Книга: Чиновник для особых поручений
Назад: Глава 9. Официальное заявление
Дальше: Глава 11. Когда всё рушится

Глава 10. Эффект бабочки

Он проснулся от ласкового поглаживания по щеке. В спальне, охраняемый тяжёлыми портьерами на окнах, царил уютный полумрак. Поймав руку Наташи, поцеловал её в ладонь.
— Станислав, к тебе офицер.
Глаза распахнулись сами собой. Жена, по утреннему времени одетая в стёганый домашний халат, склонилась над ним.
— Что?! Какой ещё офицер?
Она выглядела растерянной.
— Не знаю. Говорит — посыльный.
Вот те раз! Что же такое стряслось, прах их всех побери?! Он быстро встал, натянул бриджи, сапоги, надел китель и, не застёгивая, направился в гостиную. Сидевший за столом поручик с адъютантским аксельбантом при его появлении поднялся.

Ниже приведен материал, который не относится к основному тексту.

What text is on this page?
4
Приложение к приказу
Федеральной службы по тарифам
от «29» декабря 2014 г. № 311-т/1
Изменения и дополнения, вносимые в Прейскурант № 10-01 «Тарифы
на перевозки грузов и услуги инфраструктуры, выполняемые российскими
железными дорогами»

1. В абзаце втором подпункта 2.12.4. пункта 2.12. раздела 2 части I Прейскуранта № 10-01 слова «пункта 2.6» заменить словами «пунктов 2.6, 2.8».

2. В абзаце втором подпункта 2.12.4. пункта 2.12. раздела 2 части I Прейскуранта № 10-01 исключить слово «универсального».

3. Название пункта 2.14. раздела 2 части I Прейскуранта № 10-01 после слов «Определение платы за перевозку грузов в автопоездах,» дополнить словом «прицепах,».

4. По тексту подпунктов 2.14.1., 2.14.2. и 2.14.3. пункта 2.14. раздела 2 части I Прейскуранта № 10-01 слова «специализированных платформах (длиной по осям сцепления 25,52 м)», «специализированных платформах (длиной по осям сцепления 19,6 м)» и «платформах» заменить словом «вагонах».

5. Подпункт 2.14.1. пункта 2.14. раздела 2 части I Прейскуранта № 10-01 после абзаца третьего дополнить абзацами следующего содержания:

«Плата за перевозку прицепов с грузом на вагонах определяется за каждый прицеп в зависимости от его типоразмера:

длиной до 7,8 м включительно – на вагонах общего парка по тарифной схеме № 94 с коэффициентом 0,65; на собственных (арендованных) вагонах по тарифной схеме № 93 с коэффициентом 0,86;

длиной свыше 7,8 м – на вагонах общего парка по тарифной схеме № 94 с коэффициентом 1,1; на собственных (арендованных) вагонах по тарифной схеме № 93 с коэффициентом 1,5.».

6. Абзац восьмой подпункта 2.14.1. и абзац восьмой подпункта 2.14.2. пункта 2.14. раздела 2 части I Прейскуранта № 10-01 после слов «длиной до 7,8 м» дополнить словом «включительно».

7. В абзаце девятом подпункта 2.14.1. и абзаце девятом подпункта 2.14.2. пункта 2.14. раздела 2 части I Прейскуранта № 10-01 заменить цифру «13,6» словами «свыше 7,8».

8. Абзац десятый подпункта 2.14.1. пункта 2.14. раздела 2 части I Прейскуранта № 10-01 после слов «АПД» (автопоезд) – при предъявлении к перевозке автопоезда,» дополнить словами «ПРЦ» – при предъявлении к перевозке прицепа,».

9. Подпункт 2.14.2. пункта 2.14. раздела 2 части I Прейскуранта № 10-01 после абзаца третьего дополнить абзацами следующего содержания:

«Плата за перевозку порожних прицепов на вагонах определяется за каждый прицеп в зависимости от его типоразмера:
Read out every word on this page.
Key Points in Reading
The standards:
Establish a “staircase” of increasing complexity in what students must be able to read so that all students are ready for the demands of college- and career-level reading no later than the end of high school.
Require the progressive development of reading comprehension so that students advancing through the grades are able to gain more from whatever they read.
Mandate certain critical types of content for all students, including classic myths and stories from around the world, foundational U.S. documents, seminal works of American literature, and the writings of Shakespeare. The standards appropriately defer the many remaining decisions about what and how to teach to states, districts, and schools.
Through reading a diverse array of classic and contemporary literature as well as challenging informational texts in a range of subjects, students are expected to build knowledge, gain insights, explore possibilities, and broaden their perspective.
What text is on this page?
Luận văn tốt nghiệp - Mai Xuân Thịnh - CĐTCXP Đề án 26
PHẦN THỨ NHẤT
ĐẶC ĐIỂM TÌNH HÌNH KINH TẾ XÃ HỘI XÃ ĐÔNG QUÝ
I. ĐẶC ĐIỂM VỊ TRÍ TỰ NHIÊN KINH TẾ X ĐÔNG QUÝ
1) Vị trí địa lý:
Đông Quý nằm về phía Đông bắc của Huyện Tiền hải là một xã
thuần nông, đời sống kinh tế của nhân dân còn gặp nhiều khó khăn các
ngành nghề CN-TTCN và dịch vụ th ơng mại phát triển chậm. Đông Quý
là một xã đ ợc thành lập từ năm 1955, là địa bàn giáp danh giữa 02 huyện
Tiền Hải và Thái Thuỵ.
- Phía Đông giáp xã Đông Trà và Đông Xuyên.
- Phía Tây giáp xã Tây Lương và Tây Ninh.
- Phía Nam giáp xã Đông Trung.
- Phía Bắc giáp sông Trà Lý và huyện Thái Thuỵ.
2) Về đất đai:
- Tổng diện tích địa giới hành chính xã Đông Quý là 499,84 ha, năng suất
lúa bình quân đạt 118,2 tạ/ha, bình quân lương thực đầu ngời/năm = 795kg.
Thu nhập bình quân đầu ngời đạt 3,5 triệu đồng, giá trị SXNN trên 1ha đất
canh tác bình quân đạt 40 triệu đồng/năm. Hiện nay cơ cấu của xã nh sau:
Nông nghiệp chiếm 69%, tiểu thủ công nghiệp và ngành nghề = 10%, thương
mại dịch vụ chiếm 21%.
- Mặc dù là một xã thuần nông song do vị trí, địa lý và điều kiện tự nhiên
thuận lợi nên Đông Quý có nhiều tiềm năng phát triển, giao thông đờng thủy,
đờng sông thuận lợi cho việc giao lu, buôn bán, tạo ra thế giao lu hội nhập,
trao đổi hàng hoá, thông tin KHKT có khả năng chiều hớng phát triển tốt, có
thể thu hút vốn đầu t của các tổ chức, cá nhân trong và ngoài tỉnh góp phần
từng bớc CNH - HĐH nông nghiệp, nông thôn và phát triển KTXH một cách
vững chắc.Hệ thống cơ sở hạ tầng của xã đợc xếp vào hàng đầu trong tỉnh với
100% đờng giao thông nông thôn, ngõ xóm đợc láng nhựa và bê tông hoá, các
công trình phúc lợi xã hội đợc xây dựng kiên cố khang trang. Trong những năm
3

— Здравия желаю, господин капитан, — он небрежно бросил к козырьку затянутую в перчатку руку. — Мне приказано вручить вам пакет и довести до Генерального Штаба. Вот, извольте ознакомиться.
Он отработанным движением протянул пакет. Стас небрежно подмахнул талон, вскрыл и пробежал глазами документ.
— …прибыть …для получения нового назначения. Что за бред? Другого времени не нашлось?
Поручик неловко улыбнулся.
— Прошу прощения, господин капитан. Я получил приказ доставить вам пакет и довезти до Генштаба. Там всё объяснят.
— Простите, поручик, — буркнул Стас. — Вас не затруднит обождать немного?
— Разумеется, — спокойно кивнул тот. — Собирайтесь. Я подожду, сколько нужно.
«Не отпуск, а херня какая-то, — растерянно думал Стас, сосредоточенно водя бритвой по намыленной щеке. — Предписание подписано Немыским. И что, спрашивается, за дурацкая спешка?»
И сам себе ответил: «Да что ты голову ломаешь? Ну, потратишь час-два, впереди ещё почти неделя, делов-то».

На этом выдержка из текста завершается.